What this means is that we will:

only record information that is needed to identify and to safely assess, examine, diagnose and treat you. We keep this is in paper format in confidential files, which live in lockable filing cabinets, and never leave our secured clinic at night. Your contact details are stored on a Practice Management System which adheres to EU and UK legislation regarding security and which has password protected controlled access. We back-up these contact details on a secured portable hard-drive, just in case. Only reception staff and relevant Clinicians (Chiropractic / Massage) have access.
only record financial information that is relevant to paying for your treatment, and to maintain accounting records that keep HMRC happy. We do not store your bank details.
never disclose information about you or your health to a 3rd party without your permission; this includes your GP (unless there is a rare legal requirement to do so, or we have agreed to refer you for further tests such as MRI or to another health professional).
only communicate with your insurance company if you have provided us with an authorization number from them to see us. As such your insurer will have their own records of your personal data and the reason for your visit to the clinic, and we may be required to share information with them that is relevant to us being paid our fee.
only use your data to communicate with you to remind you of an appointment or to follow-up on your progress where relevant. We never send you e-mails or texts for marketing purposes.

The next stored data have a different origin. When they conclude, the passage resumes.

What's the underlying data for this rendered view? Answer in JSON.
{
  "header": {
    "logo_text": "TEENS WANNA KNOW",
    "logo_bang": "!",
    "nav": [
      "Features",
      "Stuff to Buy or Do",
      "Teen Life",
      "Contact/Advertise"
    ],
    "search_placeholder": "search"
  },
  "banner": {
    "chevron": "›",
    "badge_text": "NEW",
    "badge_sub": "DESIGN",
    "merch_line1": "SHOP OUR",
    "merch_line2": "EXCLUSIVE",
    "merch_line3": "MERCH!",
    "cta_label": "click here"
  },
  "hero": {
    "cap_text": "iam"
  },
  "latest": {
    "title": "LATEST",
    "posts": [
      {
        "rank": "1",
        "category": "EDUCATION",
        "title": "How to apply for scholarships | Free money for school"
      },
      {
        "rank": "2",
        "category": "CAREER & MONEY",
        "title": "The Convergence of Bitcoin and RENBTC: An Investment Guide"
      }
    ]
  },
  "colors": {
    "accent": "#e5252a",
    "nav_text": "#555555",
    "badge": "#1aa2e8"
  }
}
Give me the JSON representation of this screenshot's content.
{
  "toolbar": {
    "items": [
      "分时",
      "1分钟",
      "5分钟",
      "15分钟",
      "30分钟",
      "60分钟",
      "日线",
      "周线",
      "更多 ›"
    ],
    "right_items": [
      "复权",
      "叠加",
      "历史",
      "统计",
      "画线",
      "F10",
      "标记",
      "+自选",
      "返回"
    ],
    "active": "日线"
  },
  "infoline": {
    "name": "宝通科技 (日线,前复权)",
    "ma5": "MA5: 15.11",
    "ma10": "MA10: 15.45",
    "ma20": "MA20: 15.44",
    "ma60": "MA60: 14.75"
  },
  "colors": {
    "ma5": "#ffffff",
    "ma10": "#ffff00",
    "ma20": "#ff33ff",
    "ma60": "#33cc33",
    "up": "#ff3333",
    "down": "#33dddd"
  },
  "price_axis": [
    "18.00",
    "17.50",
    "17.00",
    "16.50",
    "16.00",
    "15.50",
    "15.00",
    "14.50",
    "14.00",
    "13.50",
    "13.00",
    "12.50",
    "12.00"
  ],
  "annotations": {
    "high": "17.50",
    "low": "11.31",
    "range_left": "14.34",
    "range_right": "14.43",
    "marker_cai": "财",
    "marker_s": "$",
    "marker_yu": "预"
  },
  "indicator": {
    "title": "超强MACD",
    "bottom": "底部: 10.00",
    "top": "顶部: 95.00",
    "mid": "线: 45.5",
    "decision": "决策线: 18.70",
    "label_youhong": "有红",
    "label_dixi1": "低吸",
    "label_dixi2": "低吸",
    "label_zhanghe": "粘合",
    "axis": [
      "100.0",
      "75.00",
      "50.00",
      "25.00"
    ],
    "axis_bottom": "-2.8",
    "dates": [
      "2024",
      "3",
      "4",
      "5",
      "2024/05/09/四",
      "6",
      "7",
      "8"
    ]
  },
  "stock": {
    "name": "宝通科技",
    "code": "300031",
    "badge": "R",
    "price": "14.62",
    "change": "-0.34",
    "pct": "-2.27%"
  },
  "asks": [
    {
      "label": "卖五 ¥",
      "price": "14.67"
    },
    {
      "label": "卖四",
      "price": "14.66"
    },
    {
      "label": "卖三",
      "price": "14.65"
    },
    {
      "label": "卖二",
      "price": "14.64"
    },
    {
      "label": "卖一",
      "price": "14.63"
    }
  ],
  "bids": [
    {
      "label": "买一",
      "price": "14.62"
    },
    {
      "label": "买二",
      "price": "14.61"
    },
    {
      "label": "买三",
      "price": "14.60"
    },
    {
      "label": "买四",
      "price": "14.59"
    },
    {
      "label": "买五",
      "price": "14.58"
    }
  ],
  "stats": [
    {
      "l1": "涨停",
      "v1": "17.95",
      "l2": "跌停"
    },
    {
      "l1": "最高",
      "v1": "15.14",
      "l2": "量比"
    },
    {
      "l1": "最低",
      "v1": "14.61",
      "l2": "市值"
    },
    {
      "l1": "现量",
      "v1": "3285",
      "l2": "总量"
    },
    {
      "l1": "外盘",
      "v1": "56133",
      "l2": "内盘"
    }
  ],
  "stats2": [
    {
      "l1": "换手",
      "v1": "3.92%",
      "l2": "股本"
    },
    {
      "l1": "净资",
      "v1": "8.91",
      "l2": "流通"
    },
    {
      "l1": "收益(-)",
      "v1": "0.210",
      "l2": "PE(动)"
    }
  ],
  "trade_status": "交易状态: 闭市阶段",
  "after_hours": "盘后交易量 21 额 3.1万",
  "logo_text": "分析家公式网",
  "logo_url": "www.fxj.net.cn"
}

As we are regulated by statute, we are obliged to keep your health records for a period of 8-years after your last visit to see us, or until your 25th birthday if you are under 16, after which they may be destroyed. Your contact details may be kept for a longer period, but you have the right to request we delete the information we hold about you, provided it does not interfere with our legal requirements (NHS Record Management Code of Practice for Health and Social Care 2016).

If you would like further information, please request a detailed copy of our Privacy Policy (2018).